Patellofemoral syndrome is a condition that describes pain in the front of the knee and around the kneecap, known as the patella. Doctors may also call patellofemoral syndrome “jumper’s knee” or “runner’s knee.”
Common causes of the condition are overuse of the knee joint and trauma, such as hitting the kneecap or falling on it. Although the condition occurs more commonly in athletes, anyone can have the symptoms. Some people have a kneecap that abnormally tracks or moves in the groove at the end of the femur. This can cause extra pressure on the cartilage covering the kneecap or on the femur where it rubs, called the trochlear surface.
While patellofemoral syndrome can cause symptoms that range from uncomfortable to very painful, the condition can usually be treated at home. You may be able to reduce your pain with rest and conservative treatment measures.

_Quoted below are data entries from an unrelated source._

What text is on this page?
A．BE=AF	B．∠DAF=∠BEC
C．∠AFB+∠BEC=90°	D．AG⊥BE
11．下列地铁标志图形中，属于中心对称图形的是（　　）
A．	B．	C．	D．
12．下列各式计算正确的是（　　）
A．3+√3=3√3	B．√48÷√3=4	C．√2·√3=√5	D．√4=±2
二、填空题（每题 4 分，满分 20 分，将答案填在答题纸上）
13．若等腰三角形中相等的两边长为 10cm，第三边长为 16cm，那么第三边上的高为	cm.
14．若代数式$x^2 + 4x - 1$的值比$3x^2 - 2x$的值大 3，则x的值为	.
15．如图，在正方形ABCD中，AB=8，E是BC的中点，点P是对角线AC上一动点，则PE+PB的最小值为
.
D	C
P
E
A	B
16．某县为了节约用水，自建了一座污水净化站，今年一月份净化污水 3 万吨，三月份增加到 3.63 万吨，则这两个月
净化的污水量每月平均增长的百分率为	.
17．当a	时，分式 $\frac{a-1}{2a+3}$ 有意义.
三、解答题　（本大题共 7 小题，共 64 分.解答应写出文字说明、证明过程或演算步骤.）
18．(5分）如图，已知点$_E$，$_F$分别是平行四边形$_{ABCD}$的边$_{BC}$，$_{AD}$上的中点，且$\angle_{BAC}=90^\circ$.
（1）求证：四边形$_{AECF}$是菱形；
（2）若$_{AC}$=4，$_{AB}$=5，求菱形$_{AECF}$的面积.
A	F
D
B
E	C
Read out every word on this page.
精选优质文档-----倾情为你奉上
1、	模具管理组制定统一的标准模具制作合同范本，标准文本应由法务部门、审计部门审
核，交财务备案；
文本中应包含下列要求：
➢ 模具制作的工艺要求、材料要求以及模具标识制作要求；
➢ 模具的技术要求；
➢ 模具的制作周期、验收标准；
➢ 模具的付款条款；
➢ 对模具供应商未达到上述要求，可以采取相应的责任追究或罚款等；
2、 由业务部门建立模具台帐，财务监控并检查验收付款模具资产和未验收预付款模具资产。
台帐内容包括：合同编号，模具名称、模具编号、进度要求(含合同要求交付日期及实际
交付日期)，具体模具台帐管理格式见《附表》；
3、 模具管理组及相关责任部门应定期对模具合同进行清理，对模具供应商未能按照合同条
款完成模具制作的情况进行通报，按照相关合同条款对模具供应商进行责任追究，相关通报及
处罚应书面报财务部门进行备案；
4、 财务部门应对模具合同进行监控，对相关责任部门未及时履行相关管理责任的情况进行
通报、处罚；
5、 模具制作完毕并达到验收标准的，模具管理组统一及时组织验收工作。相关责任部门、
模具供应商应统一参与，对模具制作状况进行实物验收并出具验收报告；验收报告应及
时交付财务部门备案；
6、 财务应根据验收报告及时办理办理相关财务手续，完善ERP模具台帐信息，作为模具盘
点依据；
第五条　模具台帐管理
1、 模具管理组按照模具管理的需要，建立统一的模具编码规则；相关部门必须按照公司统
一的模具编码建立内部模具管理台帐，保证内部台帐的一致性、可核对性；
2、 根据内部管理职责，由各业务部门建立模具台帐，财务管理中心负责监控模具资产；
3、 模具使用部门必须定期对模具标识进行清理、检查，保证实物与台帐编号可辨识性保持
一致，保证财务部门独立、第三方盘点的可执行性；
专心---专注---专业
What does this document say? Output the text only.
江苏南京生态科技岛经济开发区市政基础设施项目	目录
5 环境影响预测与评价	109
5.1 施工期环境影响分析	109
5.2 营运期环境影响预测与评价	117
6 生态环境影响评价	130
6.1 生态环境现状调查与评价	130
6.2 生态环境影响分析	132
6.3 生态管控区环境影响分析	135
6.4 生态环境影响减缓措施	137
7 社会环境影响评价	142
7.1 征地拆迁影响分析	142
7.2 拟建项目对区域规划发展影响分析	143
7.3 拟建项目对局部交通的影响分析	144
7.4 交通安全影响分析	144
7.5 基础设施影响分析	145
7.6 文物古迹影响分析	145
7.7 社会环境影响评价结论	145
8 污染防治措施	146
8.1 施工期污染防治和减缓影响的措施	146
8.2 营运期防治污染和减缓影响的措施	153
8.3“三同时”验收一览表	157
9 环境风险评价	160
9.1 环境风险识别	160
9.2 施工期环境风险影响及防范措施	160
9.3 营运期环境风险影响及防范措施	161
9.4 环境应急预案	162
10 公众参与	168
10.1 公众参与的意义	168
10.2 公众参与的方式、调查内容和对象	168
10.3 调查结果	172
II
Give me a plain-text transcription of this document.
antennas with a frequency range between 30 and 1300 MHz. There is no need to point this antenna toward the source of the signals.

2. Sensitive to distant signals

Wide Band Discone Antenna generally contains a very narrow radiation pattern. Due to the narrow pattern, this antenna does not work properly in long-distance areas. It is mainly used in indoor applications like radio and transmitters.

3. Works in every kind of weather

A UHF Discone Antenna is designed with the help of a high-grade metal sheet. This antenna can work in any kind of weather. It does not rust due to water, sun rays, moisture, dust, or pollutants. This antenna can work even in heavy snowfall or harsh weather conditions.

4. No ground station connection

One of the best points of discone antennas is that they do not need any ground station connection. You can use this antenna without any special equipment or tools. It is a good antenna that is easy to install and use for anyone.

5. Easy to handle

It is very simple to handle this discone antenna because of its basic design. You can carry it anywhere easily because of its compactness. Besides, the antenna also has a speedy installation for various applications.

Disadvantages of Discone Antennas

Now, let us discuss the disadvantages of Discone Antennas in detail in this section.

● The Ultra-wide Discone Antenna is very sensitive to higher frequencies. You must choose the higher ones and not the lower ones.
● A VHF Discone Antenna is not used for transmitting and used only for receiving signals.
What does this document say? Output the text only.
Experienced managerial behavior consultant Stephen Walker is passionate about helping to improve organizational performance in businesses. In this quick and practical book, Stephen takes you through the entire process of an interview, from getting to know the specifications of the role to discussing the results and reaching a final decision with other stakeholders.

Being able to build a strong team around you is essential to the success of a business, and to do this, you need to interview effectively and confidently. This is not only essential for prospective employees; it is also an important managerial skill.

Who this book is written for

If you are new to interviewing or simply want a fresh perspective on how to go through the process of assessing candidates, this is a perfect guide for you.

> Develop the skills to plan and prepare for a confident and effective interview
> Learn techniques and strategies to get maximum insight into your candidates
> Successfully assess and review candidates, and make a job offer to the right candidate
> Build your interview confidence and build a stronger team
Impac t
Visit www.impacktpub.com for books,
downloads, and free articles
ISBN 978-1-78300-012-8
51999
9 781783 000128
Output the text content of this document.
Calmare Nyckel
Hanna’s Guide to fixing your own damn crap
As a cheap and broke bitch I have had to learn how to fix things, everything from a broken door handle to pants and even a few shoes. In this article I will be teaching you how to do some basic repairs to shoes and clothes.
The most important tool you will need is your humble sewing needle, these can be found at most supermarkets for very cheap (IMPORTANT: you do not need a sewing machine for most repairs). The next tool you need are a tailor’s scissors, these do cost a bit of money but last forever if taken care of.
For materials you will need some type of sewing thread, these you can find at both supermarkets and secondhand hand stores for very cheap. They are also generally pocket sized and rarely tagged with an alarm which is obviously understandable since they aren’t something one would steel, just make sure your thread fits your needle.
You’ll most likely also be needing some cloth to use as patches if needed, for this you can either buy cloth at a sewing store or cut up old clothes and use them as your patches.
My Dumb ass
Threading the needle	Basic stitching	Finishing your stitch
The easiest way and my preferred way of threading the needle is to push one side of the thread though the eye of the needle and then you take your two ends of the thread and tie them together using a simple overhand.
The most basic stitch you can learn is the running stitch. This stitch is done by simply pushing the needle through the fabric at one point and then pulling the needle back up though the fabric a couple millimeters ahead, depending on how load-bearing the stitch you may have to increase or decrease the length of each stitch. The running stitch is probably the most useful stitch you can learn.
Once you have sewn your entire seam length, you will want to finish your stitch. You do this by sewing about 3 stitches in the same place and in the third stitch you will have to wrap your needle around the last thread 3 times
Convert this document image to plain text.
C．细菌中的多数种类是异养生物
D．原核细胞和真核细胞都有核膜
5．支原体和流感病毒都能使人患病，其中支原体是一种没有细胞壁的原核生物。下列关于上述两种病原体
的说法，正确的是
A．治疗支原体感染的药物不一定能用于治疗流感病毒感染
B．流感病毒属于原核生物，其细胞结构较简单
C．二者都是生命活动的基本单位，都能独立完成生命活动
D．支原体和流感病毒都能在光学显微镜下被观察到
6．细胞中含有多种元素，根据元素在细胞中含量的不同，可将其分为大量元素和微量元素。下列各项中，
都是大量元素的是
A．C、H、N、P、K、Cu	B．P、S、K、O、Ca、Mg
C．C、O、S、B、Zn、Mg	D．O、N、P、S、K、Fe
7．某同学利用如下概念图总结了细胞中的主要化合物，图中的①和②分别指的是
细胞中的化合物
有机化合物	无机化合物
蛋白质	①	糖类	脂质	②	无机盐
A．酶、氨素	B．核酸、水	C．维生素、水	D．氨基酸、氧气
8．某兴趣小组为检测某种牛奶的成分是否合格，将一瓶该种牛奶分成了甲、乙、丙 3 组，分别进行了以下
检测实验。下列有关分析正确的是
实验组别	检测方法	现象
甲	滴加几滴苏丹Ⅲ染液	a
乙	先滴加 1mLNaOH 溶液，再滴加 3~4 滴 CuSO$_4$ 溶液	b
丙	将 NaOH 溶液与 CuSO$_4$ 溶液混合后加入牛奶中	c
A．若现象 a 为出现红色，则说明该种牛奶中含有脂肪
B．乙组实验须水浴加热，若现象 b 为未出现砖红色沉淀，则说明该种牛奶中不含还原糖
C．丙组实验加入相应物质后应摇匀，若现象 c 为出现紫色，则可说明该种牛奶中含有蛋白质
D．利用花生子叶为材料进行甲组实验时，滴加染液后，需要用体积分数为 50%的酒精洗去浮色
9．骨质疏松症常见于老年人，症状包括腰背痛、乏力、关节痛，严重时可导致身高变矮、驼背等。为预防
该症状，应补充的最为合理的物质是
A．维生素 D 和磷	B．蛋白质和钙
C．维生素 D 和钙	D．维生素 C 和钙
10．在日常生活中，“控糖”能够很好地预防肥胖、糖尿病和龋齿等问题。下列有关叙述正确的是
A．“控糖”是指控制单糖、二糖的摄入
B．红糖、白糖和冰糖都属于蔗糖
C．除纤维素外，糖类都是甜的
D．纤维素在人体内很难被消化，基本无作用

The hallmark symptom associated with patellofemoral syndrome is a dull, aching pain that usually occurs on the front of the knee. The pain may be in one or both knees. It often worsens with activity.
Additional symptoms include:
- pain when exercising
- pain when bending the knee, such as when climbing the stairs, jumping, or squatting
- pain after sitting for an extended time with the knee bent, such as while watching a movie at a theater
- cracking or popping sounds in the knee when climbing stairs or after sitting for an extended time
Patellofemoral syndrome is not characterized by locking of the knee joint. If a person has this symptom, it usually means they have another injury type, such as a meniscal tear.
How it’s diagnosed
A doctor usually diagnoses the syndrome by conducting a physical exam. They’ll ask about what makes your pain worse or better. They’ll also feel your kneecap for signs of instability and ask you to engage in range-of-motion exercises.
While a doctor can usually diagnose patellofemoral syndrome without imaging studies, they may order an X-ray to rule out other potential injuries.
Because patellofemoral syndrome often results from overuse and overactivity, resting the affected joint can often help treat the underlying problem. Try these treatment options:
- Practice the RICE method (rest, ice, compression, and elevation). Wrap the knee in an elastic bandage or use a pull-on bandage with the kneecap cut out. These can be purchased at a drugstore and can help stabilize and support the joint.
- Take a nonsteroidal anti-inflammatory drug, such as ibuprofen or naproxen.
- Wear special shoe inserts, known as orthotics, to support and stabilize your foot and ankle. The inserts can be purchased at a drugstore or be custom-made with a doctor’s prescription.
- Get a sports massage to reduce the incidence of too-tight muscles causing pain.
Preventing future episodes of patellofemoral pain can mean alternating your activities to avoid overuse. If you do high-impact activities, such as running or playing a sport, try doing a low-impact activity the next day, such as swimming or riding a bicycle. Wearing supportive footwear and stretching before and after exercising also may help.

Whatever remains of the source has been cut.